On Wednesday, Biggs died at the age of 84

"You get people on both sides," said Christopher Pickard, who ghost-wrote his autobiography. "You still have people who say hanging was too good for him. You have others who met him, who knew that he was a very kind and generous man with a very good sense of humor."

Even for those who admired him, Biggs was a bit of a guilty pleasure. Guilty because he was a criminal — and because the robbery he took part in was violent. The train driver was attacked with an iron bar and never fully recovered from his injuries.
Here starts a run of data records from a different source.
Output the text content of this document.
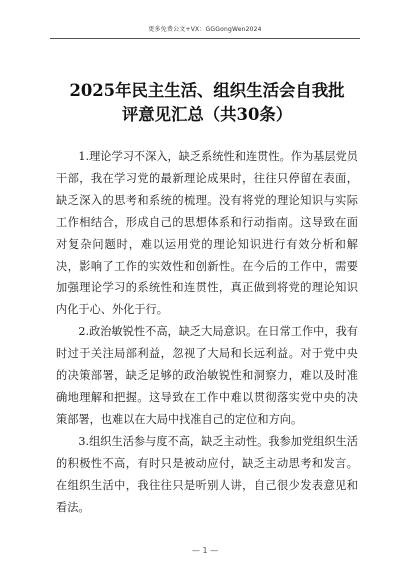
更多免费公文+VX：GGGongWen2024
2025年民主生活、组织生活会自我批
评意见汇总（共30条）

1.理论学习不深入，缺乏系统性和连贯性。作为基层党员干部，我在学习党的最新理论成果时，往往只停留在表面，缺乏深入的思考和系统的梳理。没有将党的理论知识与实际工作相结合，形成自己的思想体系和行动指南。这导致在面对复杂问题时，难以运用党的理论知识进行有效分析和解决，影响了工作的实效性和创新性。在今后的工作中，需要加强理论学习的系统性和连贯性，真正做到将党的理论知识内化于心、外化于行。

2.政治敏锐性不高，缺乏大局意识。在日常工作中，我有时过于关注局部利益，忽视了大局和长远利益。对于党中央的决策部署，缺乏足够的政治敏锐性和洞察力，难以及时准确地理解和把握。这导致在工作中难以贯彻落实党中央的决策部署，也难以在大局中找准自己的定位和方向。

3.组织生活参与度不高，缺乏主动性。我参加党组织生活的积极性不高，有时只是被动应付，缺乏主动思考和发言。在组织生活中，我往往只是听别人讲，自己很少发表意见和看法。

— 1 —
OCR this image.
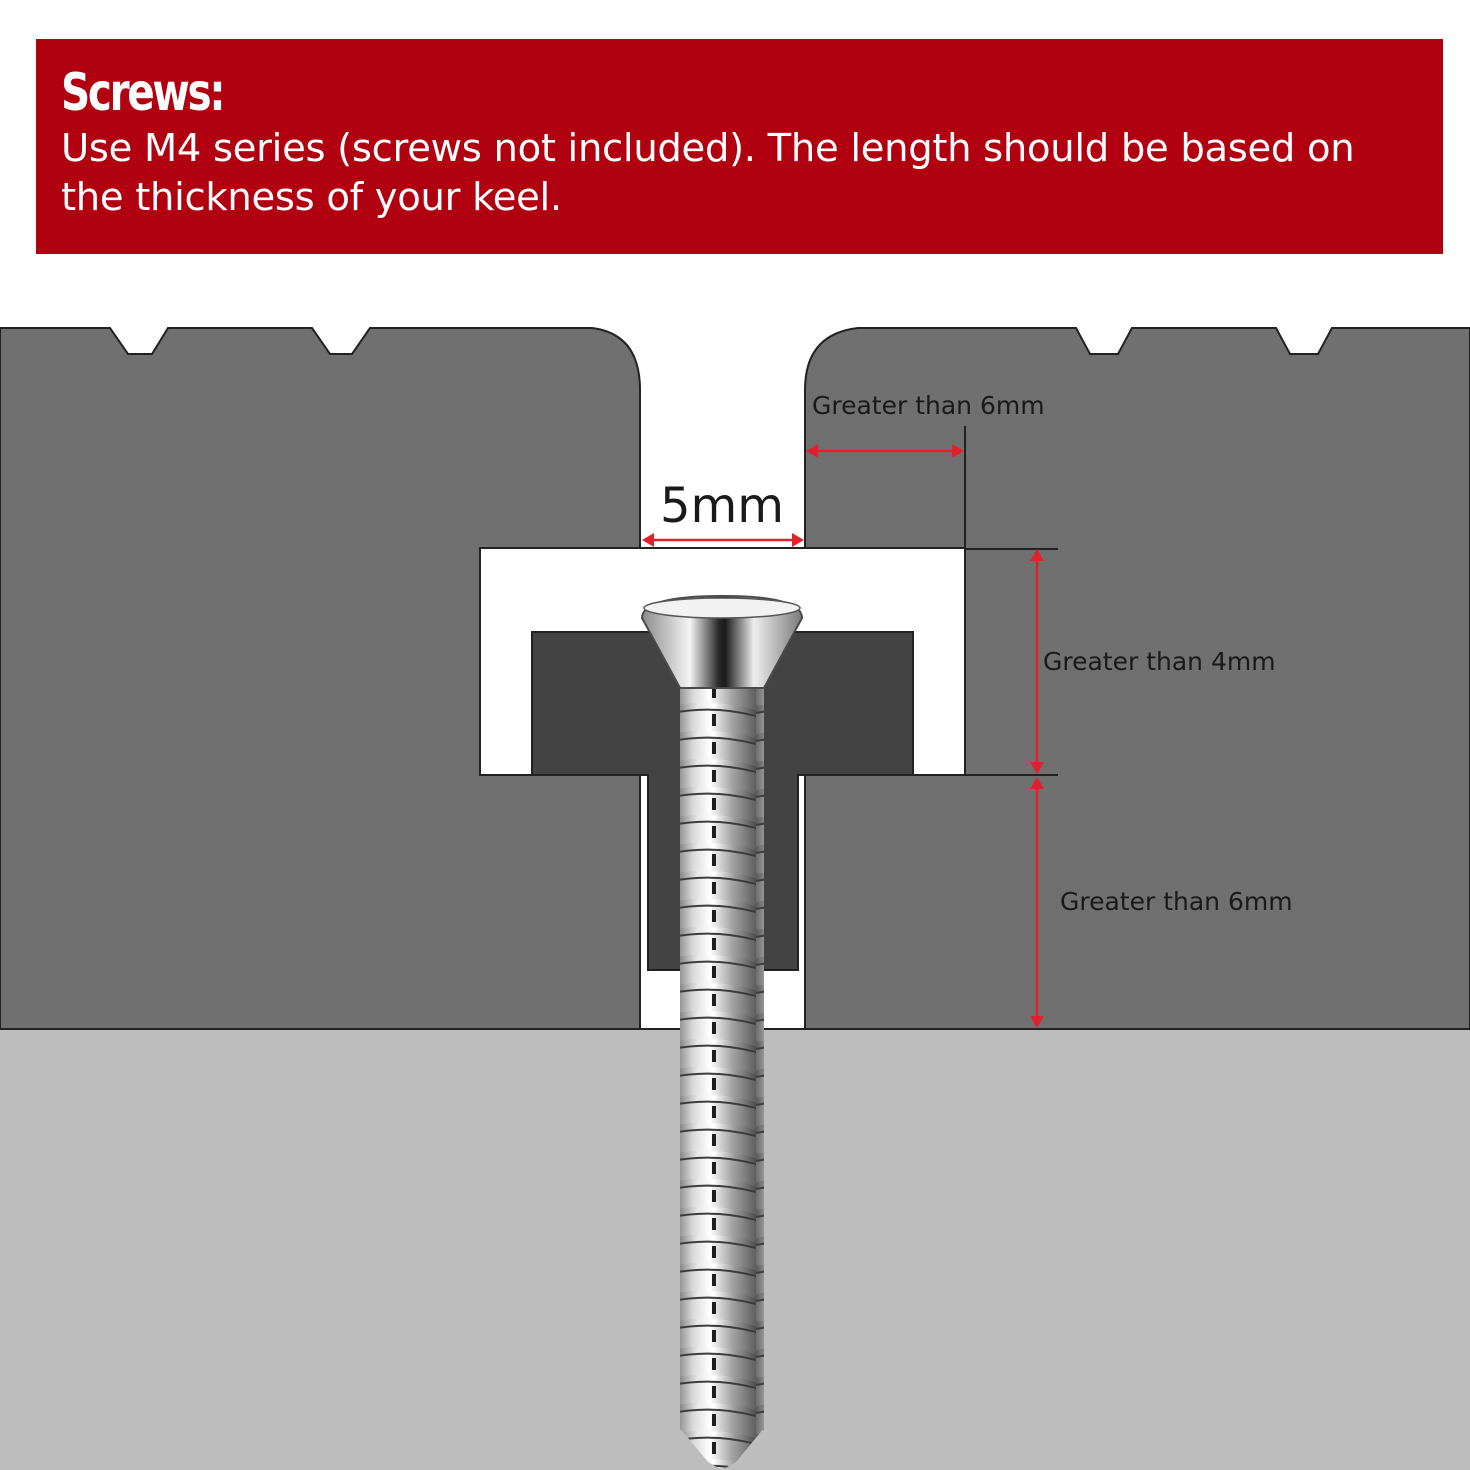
Screws:
Use M4 series (screws not included). The length should be based on the thickness of your keel.
5mm
Greater than 6mm
Greater than 4mm
Greater than 6mm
A pleasure because he was — strange as it may sound — honest. He 'fessed up to his greed in taking part in the robbery. He expressed regret about the beating of the train driver. And he genuinely believed he did not deserve to serve out his sentence. He explained it this way in a phone interview with the BBC in 2000: "The purpose of prison is to rehabilitate the person. I am a totally different person. I am honest. My friend here sitting beside me has his wallet stuffed full of money. And I am not about to lay a hand on it." 

Biggs' train robbery partners had nicknames like Buster, Flossie and Pop. Fun names, but these guys were tough, and not exactly charming. But Biggs was different. At the farm where the gang hid out, he was the entertainer and the cook.

"He had always been a great cook," Pickard said. "His dad had been a chef. It‘s not surprising [that] at the farm, when someone said, 'Who’s going cook?' Ron stepped up and did it. And he would have kept things jovial and laughing."

He remained candid about his love of money. He "squandered" his share of the robbery haul within a few years. In Brazil — which had no extradition treaty with Britain — he made money as a kind of tabloid celebrity. He posed on the beach in Rio for British newspapers, and he charged interested visitors a fee to have dinner at his house. 

And then there was the collaboration with two members of the band Sex Pistols who visited him in Brazil.

In 1978, Biggs recorded a few songs with Steve Jones and Paul Cook, including No One is Innocent. The song is deliberately offensive, but it also displayed Biggs' trademark humor. It was a top 10 hit in Britain — and in an instant, this aging criminal who stuck it to the humorless authorities had found a new audience.

Biggs' financial problems continued and his health faltered. He returned to Britain in 2001, where he was promptly arrested and imprisoned. 

The fact that he went back to prison makes the pleasure of appreciating his life a little less of a guilty one.

This story was updated to add the correct year of the robbery and clarify that Biggs was part of a gang of a dozen or more.